NAME

WordList::ID::Common::Wikipedia2500 - Top 2500 words from Wikipedia Indonesia pages

VERSION

This document describes version 0.006 of WordList::ID::Common::Wikipedia2500 (from Perl distribution WordLists-ID-Common), released on 2020-10-11.

SYNOPSIS

use WordList::ID::Common::Wikipedia2500;

my $wl = WordList::ID::Common::Wikipedia2500->new;

# Pick a (or several) random word(s) from the list
my $word = $wl->pick;
my @words = $wl->pick(3);

# Check if a word exists in the list
if ($wl->word_exists('foo')) { ... }

# Call a callback for each word
$wl->each_word(sub { my $word = shift; ... });

# Iterate
my $first_word = $wl->first_word;
while (defined(my $word = $wl->next_word)) { ... }

# Get all the words
my @all_words = $wl->all_words;

DESCRIPTION

This module contains 2500 most frequently used Indonesian words in Wikipedia Indonesian pages.

Here's how the list is produced: First the Wikipedia Indonesia's XML.bz2 [1] was downloaded (last downloaded: Dec 30, 2017).

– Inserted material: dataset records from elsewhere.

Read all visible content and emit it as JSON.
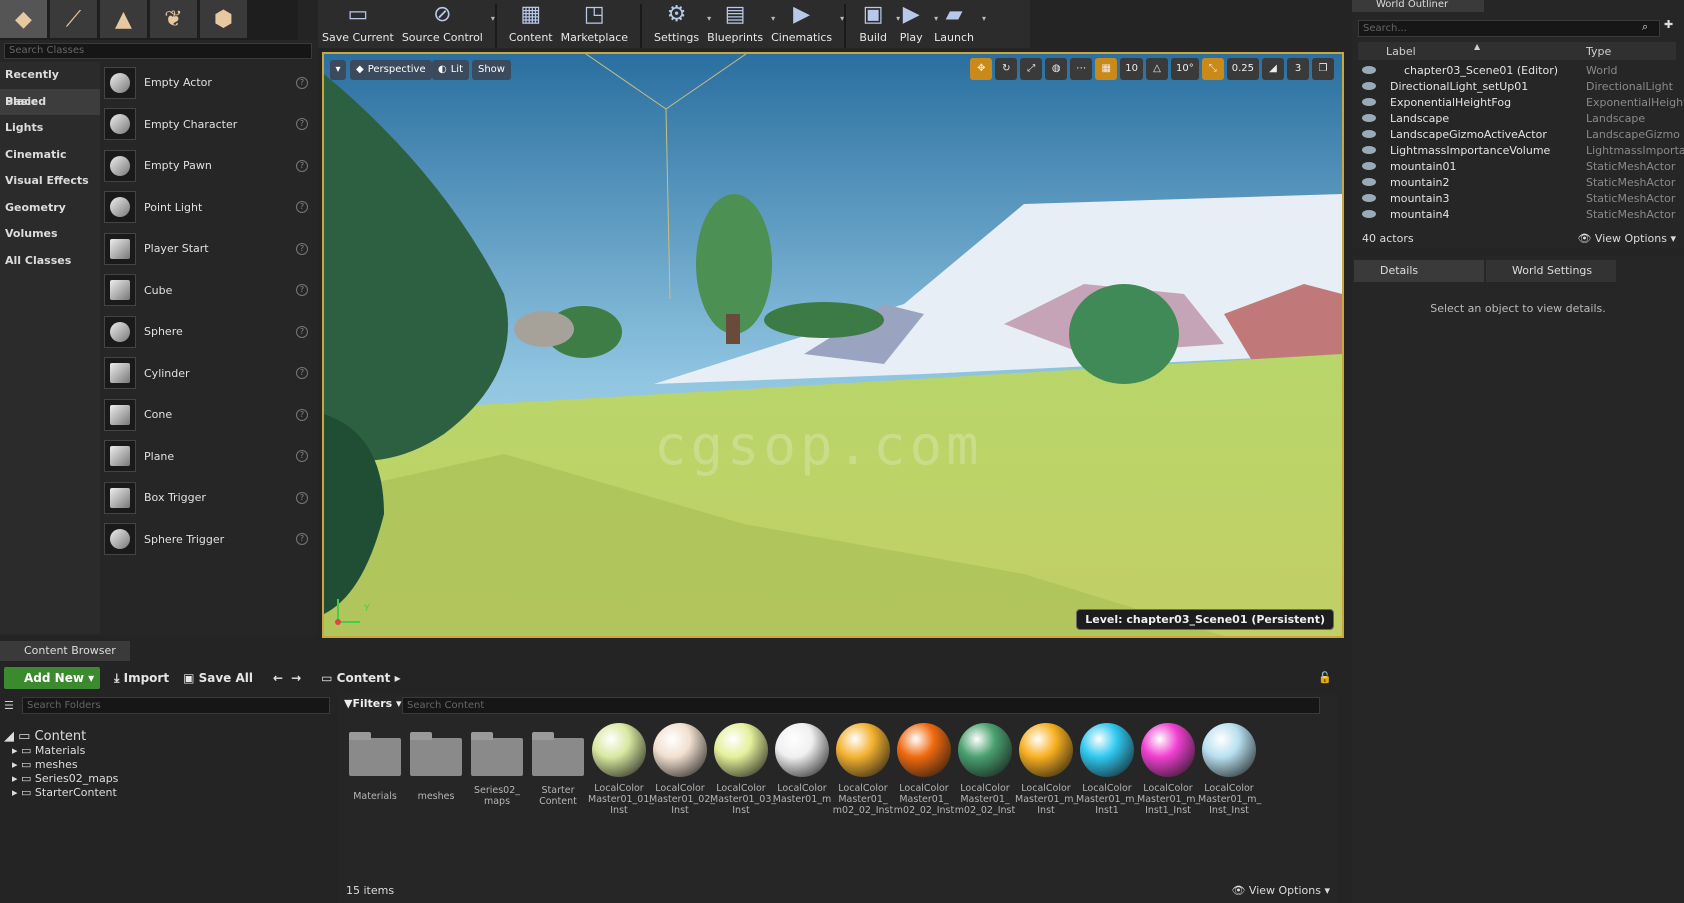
{
  "modes": [
    "place-mode-icon",
    "paint-mode-icon",
    "landscape-mode-icon",
    "foliage-mode-icon",
    "geometry-mode-icon"
  ],
  "toolbar": [
    {
      "label": "Save Current",
      "icon": "save-icon",
      "dd": false
    },
    {
      "label": "Source Control",
      "icon": "source-control-icon",
      "dd": true
    },
    {
      "label": "Content",
      "icon": "content-icon",
      "dd": false
    },
    {
      "label": "Marketplace",
      "icon": "marketplace-icon",
      "dd": false
    },
    {
      "label": "Settings",
      "icon": "settings-icon",
      "dd": true
    },
    {
      "label": "Blueprints",
      "icon": "blueprints-icon",
      "dd": true
    },
    {
      "label": "Cinematics",
      "icon": "cinematics-icon",
      "dd": true
    },
    {
      "label": "Build",
      "icon": "build-icon",
      "dd": true
    },
    {
      "label": "Play",
      "icon": "play-icon",
      "dd": true
    },
    {
      "label": "Launch",
      "icon": "launch-icon",
      "dd": true
    }
  ],
  "place": {
    "search_placeholder": "Search Classes",
    "categories": [
      "Recently Placed",
      "Basic",
      "Lights",
      "Cinematic",
      "Visual Effects",
      "Geometry",
      "Volumes",
      "All Classes"
    ],
    "active_category": "Basic",
    "items": [
      "Empty Actor",
      "Empty Character",
      "Empty Pawn",
      "Point Light",
      "Player Start",
      "Cube",
      "Sphere",
      "Cylinder",
      "Cone",
      "Plane",
      "Box Trigger",
      "Sphere Trigger"
    ]
  },
  "viewport": {
    "perspective": "Perspective",
    "lit": "Lit",
    "show": "Show",
    "grid_snap": "10",
    "rot_snap": "10°",
    "scale_snap": "0.25",
    "cam_speed": "3",
    "level": "Level:  chapter03_Scene01 (Persistent)",
    "watermark": "cgsop.com",
    "axis_y": "Y"
  },
  "outliner": {
    "tab": "World Outliner",
    "search_placeholder": "Search...",
    "col_label": "Label",
    "col_type": "Type",
    "rows": [
      {
        "label": "chapter03_Scene01 (Editor)",
        "type": "World"
      },
      {
        "label": "DirectionalLight_setUp01",
        "type": "DirectionalLight"
      },
      {
        "label": "ExponentialHeightFog",
        "type": "ExponentialHeight"
      },
      {
        "label": "Landscape",
        "type": "Landscape"
      },
      {
        "label": "LandscapeGizmoActiveActor",
        "type": "LandscapeGizmo"
      },
      {
        "label": "LightmassImportanceVolume",
        "type": "LightmassImporta"
      },
      {
        "label": "mountain01",
        "type": "StaticMeshActor"
      },
      {
        "label": "mountain2",
        "type": "StaticMeshActor"
      },
      {
        "label": "mountain3",
        "type": "StaticMeshActor"
      },
      {
        "label": "mountain4",
        "type": "StaticMeshActor"
      }
    ],
    "actors": "40 actors",
    "view_options": "View Options"
  },
  "details": {
    "tab1": "Details",
    "tab2": "World Settings",
    "message": "Select an object to view details."
  },
  "content_browser": {
    "tab": "Content Browser",
    "add_new": "Add New",
    "import": "Import",
    "save_all": "Save All",
    "path": "Content",
    "search_folders": "Search Folders",
    "folders": [
      "Content",
      "Materials",
      "meshes",
      "Series02_maps",
      "StarterContent"
    ],
    "filters": "Filters",
    "search_content": "Search Content",
    "assets": [
      {
        "name": "Materials",
        "kind": "folder"
      },
      {
        "name": "meshes",
        "kind": "folder"
      },
      {
        "name": "Series02_ maps",
        "kind": "folder"
      },
      {
        "name": "Starter Content",
        "kind": "folder"
      },
      {
        "name": "LocalColor Master01_01_ Inst",
        "kind": "mat",
        "color": "#d8e8a0"
      },
      {
        "name": "LocalColor Master01_02_ Inst",
        "kind": "mat",
        "color": "#f2e0d0"
      },
      {
        "name": "LocalColor Master01_03_ Inst",
        "kind": "mat",
        "color": "#e4f09a"
      },
      {
        "name": "LocalColor Master01_m",
        "kind": "mat",
        "color": "#f0f0f0"
      },
      {
        "name": "LocalColor Master01_ m02_02_Inst",
        "kind": "mat",
        "color": "#f4b230"
      },
      {
        "name": "LocalColor Master01_ m02_02_Inst",
        "kind": "mat",
        "color": "#f06a10"
      },
      {
        "name": "LocalColor Master01_ m02_02_Inst",
        "kind": "mat",
        "color": "#4aa070"
      },
      {
        "name": "LocalColor Master01_m_ Inst",
        "kind": "mat",
        "color": "#f8b020"
      },
      {
        "name": "LocalColor Master01_m_ Inst1",
        "kind": "mat",
        "color": "#30c8f0"
      },
      {
        "name": "LocalColor Master01_m_ Inst1_Inst",
        "kind": "mat",
        "color": "#f040d0"
      },
      {
        "name": "LocalColor Master01_m_ Inst_Inst",
        "kind": "mat",
        "color": "#b8e0f0"
      }
    ],
    "count": "15 items",
    "view_options": "View Options"
  }
}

Then a couple of ad-hoc, rather simplistic Perl scripts were used to process this large file: one script to split the file to a per-page basis, and the other to strip Wikimedia markup. All-lowercase words were then extracted from these files and merged to become a single file. Then the list is curated to get the final {1000,2500,5000} top words (false positives, misspellings removed).

Note that Wikipedia article pages do not represent general Indonesian text, some words are overrepresented e.g. "lagu" (in articles about particular songs) or "filum".

Some words are derivative forms (not-root words), e.g. "makanannya" or "berdasarkan".

The order of the words in this wordlist is asciibetical, as required by the WordList convention. If you want to know the ranks of words by frequency, as well as the scripts used to generate the result, see the devscripts/ and work/ directories in the Git repository.

[1] https://id.wikipedia.org/wiki/Wikipedia:Wikipedia_bahasa_Indonesia_versi_luring

WORDLIST STATISTICS

+----------------------------------+-------+
| key                              | value |
+----------------------------------+-------+
| avg_word_len                     | 7.074 |
| longest_word_len                 | 18    |
| num_words                        | 2500  |
| num_words_contain_nonword_chars  | 0     |
| num_words_contain_unicode        | 0     |
| num_words_contain_whitespace     | 0     |
| num_words_contains_nonword_chars | 0     |
| num_words_contains_unicode       | 0     |
| num_words_contains_whitespace    | 0     |
| shortest_word_len                | 2     |
+----------------------------------+-------+

The statistics is available in the %STATS package variable.

HOMEPAGE

Please visit the project's homepage at https://metacpan.org/release/WordLists-ID-Common.

SOURCE

Source repository is at https://github.com/perlancar/perl-WordLists-ID-Common.

BUGS

Please report any bugs or feature requests on the bugtracker website https://rt.cpan.org/Public/Dist/Display.html?Name=WordLists-ID-Common

When submitting a bug or request, please include a test-file or a patch to an existing test-file that illustrates the bug or desired feature.

AUTHOR

perlancar <perlancar@cpan.org>

COPYRIGHT AND LICENSE

This software is copyright (c) 2020, 2018, 2017 by perlancar@cpan.org.

This is free software; you can redistribute it and/or modify it under the same terms as the Perl 5 programming language system itself.